Essays on John McGahern: a living presence in the Irish conscience

However valuable these essays, we must remain in awe of the great, unique work on which they feast

 John McGahern: His work describes the vulnerability of childhood, the fragility of relationships and the continuance of the past. Photograph: Ulf Andersen/Getty Images

John McGahern: His work describes the vulnerability of childhood, the fragility of relationships and the continuance of the past. Photograph: Ulf Andersen/Getty Images

Sat, Aug 10, 2019, 06:00


Book Title:
Essays on John McGahern: assessing a literary legacy


Edited by Derek Hand and Eamon Maher

Cork University Press

Guideline Price:

Irish novelists should not be discussed by literary critics until they (the novelists, that is) are well dead. In John McGahern’s case, the 13 years since his death in 2006 are far too short for that. And yet there have been, so far, 11 monographs, with three more in the pipeline (more than one for each of those 13 years, in fact), and three collections of essays, including this one.

It is ironic that a man of the utmost privacy should thus be exhumed annually, but it was inevitable that the academic world would move in with the undertakers to claim McGahern’s “literary legacy”, as this book has it. He is no longer entitled to his own reputation, but indebted to scholars who provide it for him. However valuable their essays – and some of these are very worthwhile – we must remain in awe of his own great, unique and heartfelt work on which they feast.

McGahern is still with us, not only because his books are being repackaged and new ones discovered in his archive, but because his is a living presence in the Irish conscience, a marker for honesty and for celebration which we so badly need in an age of austerity and self-deception.

My first encounter with McGahern’s work was 1969: a thrilling stage production (adapted by Hugh Leonard), of The Barracks, in which Aideen O’Kelly gave a viscerally disturbing performance as Elizabeth Reegan. It sent me to the books which are now ranged, dog-eared and cracked open, on my shelves. Each one a treasured exploration of areas of disquiet and anguish that took me apart and somehow made me whole again, because McGahern’s greatest skill was in bestowing the gifts of transcendence and celebration. His observation of the perennial, whether in human nature or that rather better nature on our doorstep, is unrepentant but also confessional: he sees, he goes home, he tells himself and then he tells us. It’s all so simple, yet critics want to explain it all by making it complicated.

Why? Is anyone’s enjoyment of McGahern’s lucid and precious texts enriched by a critical assessment of Undead History in McGahern’s Anglo-Irish Stories or Anatomy of Reaction to The Dark? This is the price we pay in an age when academics are under increasing pressure to publish, especially in the underfunded humanities, but beating the hedgerows to come up with Sins of the Flesh: Problematic Sexuality in McGahern and François Mauriac is a parish too far.

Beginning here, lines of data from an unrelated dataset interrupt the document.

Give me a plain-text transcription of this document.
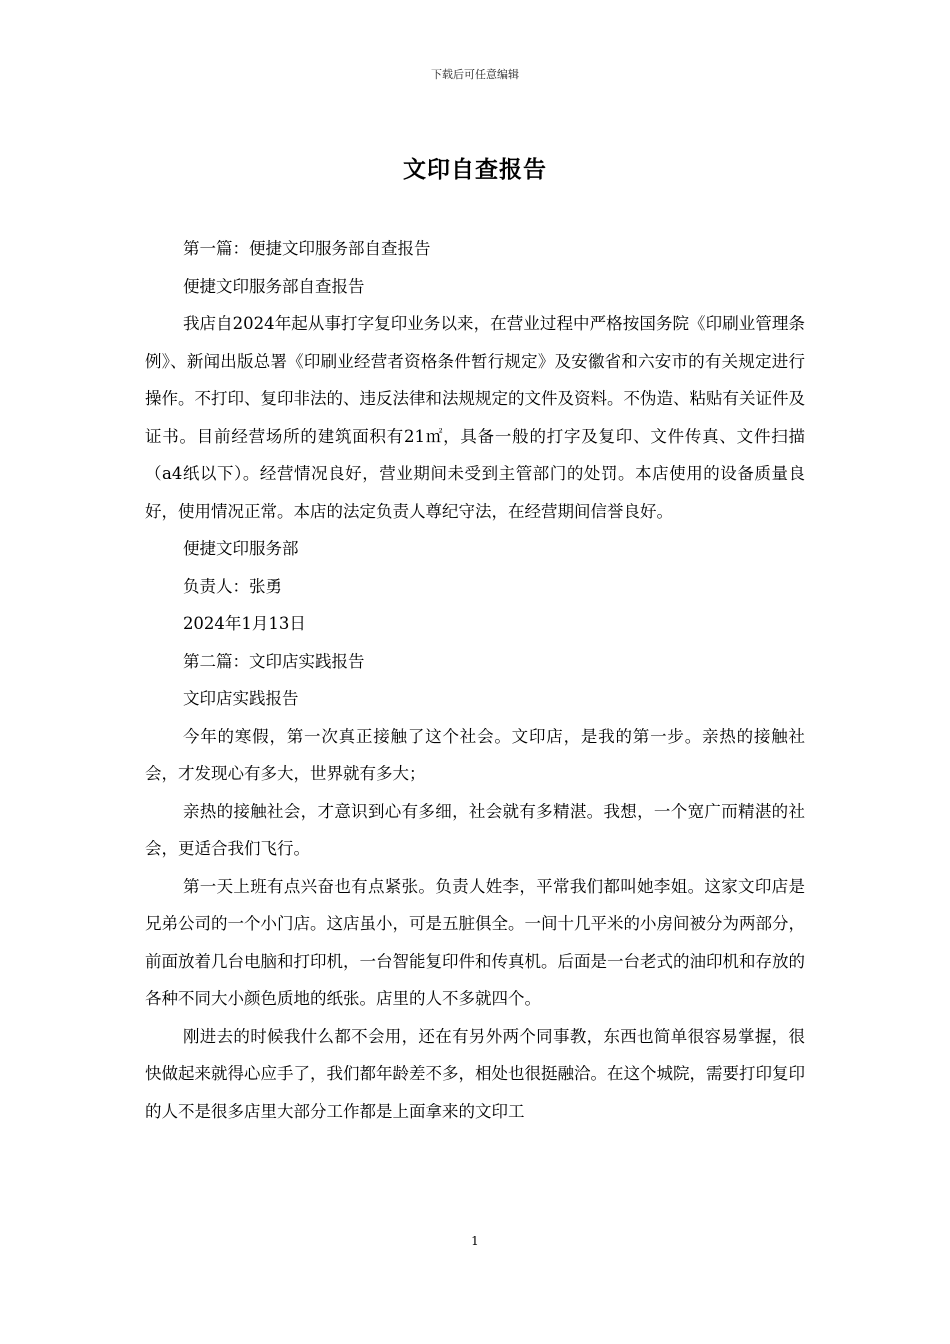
下载后可任意编辑
文印自查报告

第一篇：便捷文印服务部自查报告

便捷文印服务部自查报告

我店自2024年起从事打字复印业务以来，在营业过程中严格按国务院《印刷业管理条例》、新闻出版总署《印刷业经营者资格条件暂行规定》及安徽省和六安市的有关规定进行操作。不打印、复印非法的、违反法律和法规规定的文件及资料。不伪造、粘贴有关证件及证书。目前经营场所的建筑面积有21㎡，具备一般的打字及复印、文件传真、文件扫描（a4纸以下）。经营情况良好，营业期间未受到主管部门的处罚。本店使用的设备质量良好，使用情况正常。本店的法定负责人尊纪守法，在经营期间信誉良好。

便捷文印服务部

负责人：张勇

2024年1月13日

第二篇：文印店实践报告

文印店实践报告

今年的寒假，第一次真正接触了这个社会。文印店，是我的第一步。亲热的接触社会，才发现心有多大，世界就有多大；

亲热的接触社会，才意识到心有多细，社会就有多精湛。我想，一个宽广而精湛的社会，更适合我们飞行。

第一天上班有点兴奋也有点紧张。负责人姓李，平常我们都叫她李姐。这家文印店是兄弟公司的一个小门店。这店虽小，可是五脏俱全。一间十几平米的小房间被分为两部分，前面放着几台电脑和打印机，一台智能复印件和传真机。后面是一台老式的油印机和存放的各种不同大小颜色质地的纸张。店里的人不多就四个。

刚进去的时候我什么都不会用，还在有另外两个同事教，东西也简单很容易掌握，很快做起来就得心应手了，我们都年龄差不多，相处也很挺融洽。在这个城院，需要打印复印的人不是很多店里大部分工作都是上面拿来的文印工

1
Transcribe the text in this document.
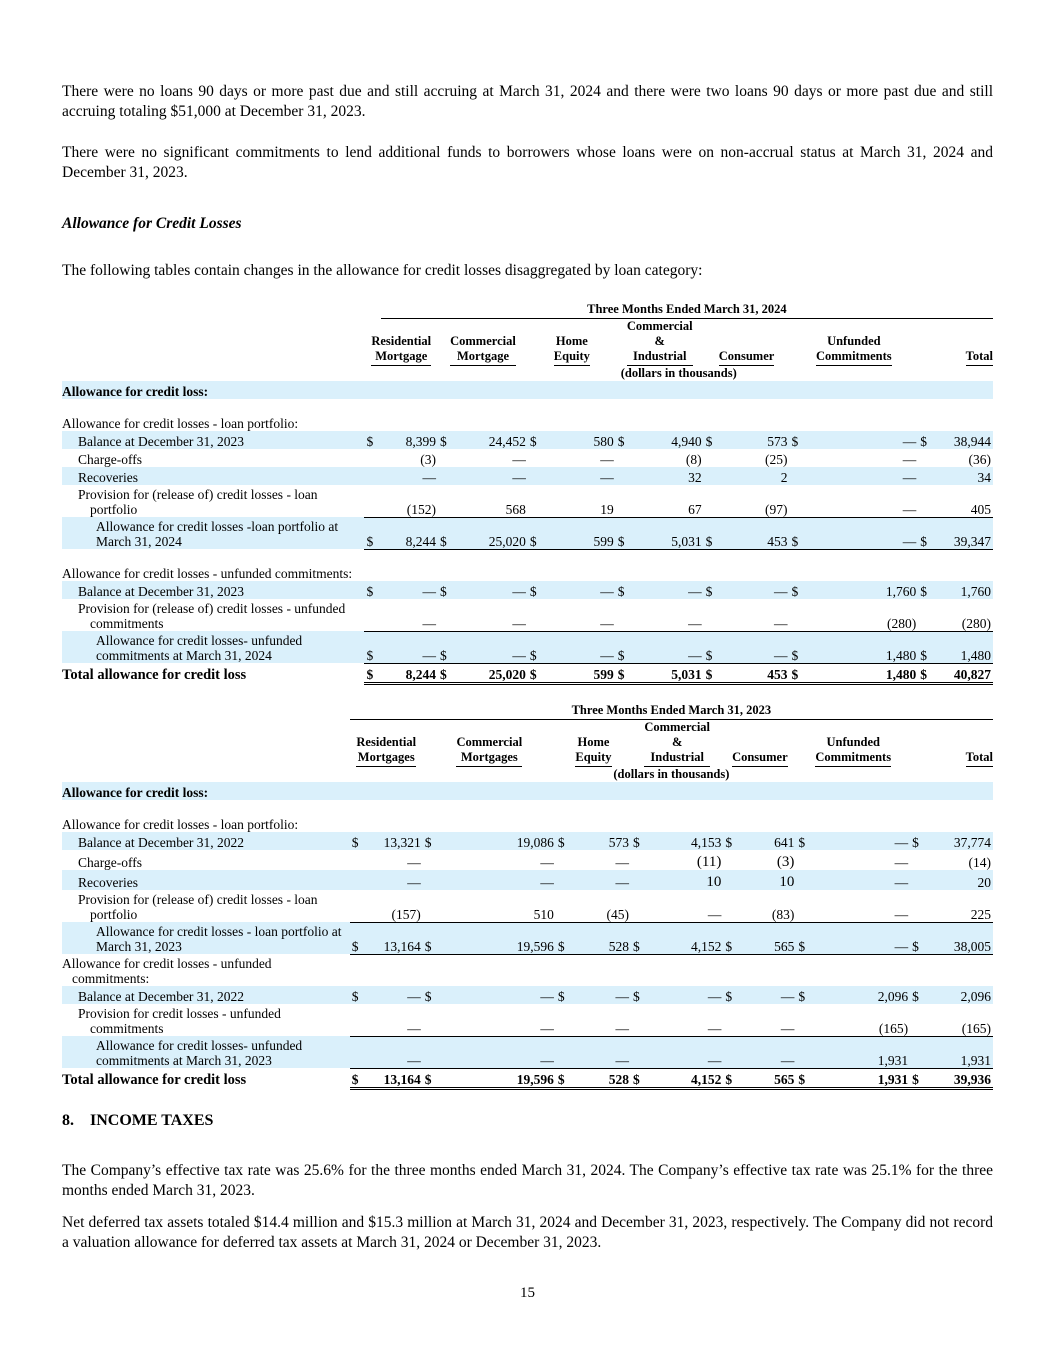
There were no loans 90 days or more past due and still accruing at March 31, 2024 and there were two loans 90 days or more past due and still accruing totaling $51,000 at December 31, 2023.

There were no significant commitments to lend additional funds to borrowers whose loans were on non-accrual status at March 31, 2024 and December 31, 2023.

Allowance for Credit Losses

The following tables contain changes in the allowance for credit losses disaggregated by loan category:

		Three Months Ended March 31, 2024												
	Residential
Mortgage		Commercial
Mortgage		Home
Equity		Commercial
&
Industrial		Consumer		Unfunded
Commitments		Total	
	(dollars in thousands)													
Allowance for credit loss:														
Allowance for credit losses - loan portfolio:														
Balance at December 31, 2023	$	8,399	$	24,452	$	580	$	4,940	$	573	$	—	$	38,944
Charge-offs		(3)		—		—		(8)		(25)		—		(36)
Recoveries		—		—		—		32		2		—		34
Provision for (release of) credit losses - loan portfolio		(152)		568		19		67		(97)		—		405
Allowance for credit losses -loan portfolio at March 31, 2024	$	8,244	$	25,020	$	599	$	5,031	$	453	$	—	$	39,347
Allowance for credit losses - unfunded commitments:														
Balance at December 31, 2023	$	—	$	—	$	—	$	—	$	—	$	1,760	$	1,760
Provision for (release of) credit losses - unfunded commitments		—		—		—		—		—		(280)		(280)
Allowance for credit losses- unfunded commitments at March 31, 2024	$	—	$	—	$	—	$	—	$	—	$	1,480	$	1,480
Total allowance for credit loss	$	8,244	$	25,020	$	599	$	5,031	$	453	$	1,480	$	40,827
	Three Months Ended March 31, 2023													
	Residential
Mortgages		Commercial
Mortgages		Home
Equity		Commercial
&
Industrial		Consumer		Unfunded
Commitments		Total	
	(dollars in thousands)													
Allowance for credit loss:														
Allowance for credit losses - loan portfolio:														
Balance at December 31, 2022	$	13,321	$	19,086	$	573	$	4,153	$	641	$	—	$	37,774
Charge-offs		—		—		—		(11)		(3)		—		(14)
Recoveries		—		—		—		10		10		—		20
Provision for (release of) credit losses - loan portfolio		(157)		510		(45)		—		(83)		—		225
Allowance for credit losses - loan portfolio at March 31, 2023	$	13,164	$	19,596	$	528	$	4,152	$	565	$	—	$	38,005
Allowance for credit losses - unfunded commitments:														
Balance at December 31, 2022	$	—	$	—	$	—	$	—	$	—	$	2,096	$	2,096
Provision for credit losses - unfunded commitments		—		—		—		—		—		(165)		(165)
Allowance for credit losses- unfunded commitments at March 31, 2023		—		—		—		—		—		1,931		1,931
Total allowance for credit loss	$	13,164	$	19,596	$	528	$	4,152	$	565	$	1,931	$	39,936
8.    INCOME TAXES

The Company’s effective tax rate was 25.6% for the three months ended March 31, 2024. The Company’s effective tax rate was 25.1% for the three months ended March 31, 2023.

Net deferred tax assets totaled $14.4 million and $15.3 million at March 31, 2024 and December 31, 2023, respectively. The Company did not record a valuation allowance for deferred tax assets at March 31, 2024 or December 31, 2023.

15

There is little in this collection to promote our love of McGahern’s writing and much to honour the resourcefulness – not to say creativity – of the authors who need to demonstrate their prowess in intertextual readings and amateur psychiatry.

Local and personal

The editors acknowledge that McGahern portrays “the elusive complexities of people as they are”, in “a reality that is both light and dark”. But they also credit him with creating “a fictional world that had never been”. How do they know?

The book is arranged in three sections, with a foreword by Declan Kiberd and an afterword by Donal Ryan. Mapping Literary Strategies looks at McGahern in the context of Irish writing. Images of Place and the Role of Memory is potentially the most rewarding but I found these essays for the most part did not honour their collective title. Friendship, Anger and Sexual Repression was not quite the minefield of pretension that it sounds.

The more helpful essays are the biographical: Denis Sampson (already the author of Young John McGahern: becoming a novelist) discusses his early ambitions and the context in which he was writing, and describes McGahern’s “critical and moral vocabulary”. Paul Butler, a photographer living in “McGahern country” has photographed that landscape of both body and mind in images that are all the more powerful for being in monochrome. And Máire Doyle compassionately writes of Friends and Friendship in the work.

I would have liked some discussion of The Power of Darkness, McGahern’s version of Tolstoy, staged at the Abbey in 1991 and published last year along with The Rockingham Shoot and other scripts for stage and screen.

McGahern’s work describes the vulnerability of childhood, the relentless and unstoppable periodicity of the natural world, the fragility of relationships and the continuance of the past, and these find a home in his intensely local and personal syntax. The only other Irish writer equal to McGahern in this respect is Eugene McCabe, also deeply reticent about the emotions and therefore totally compelling.

As I said in my obituary of McGahern in The Guardian, he strove for what he called “that inner formality or calm that all writing must possess”, and when his characters also achieve that calm, the architecture of the work and its human and physical contours become one. This is why he continues to speak to us and why we continue to read him.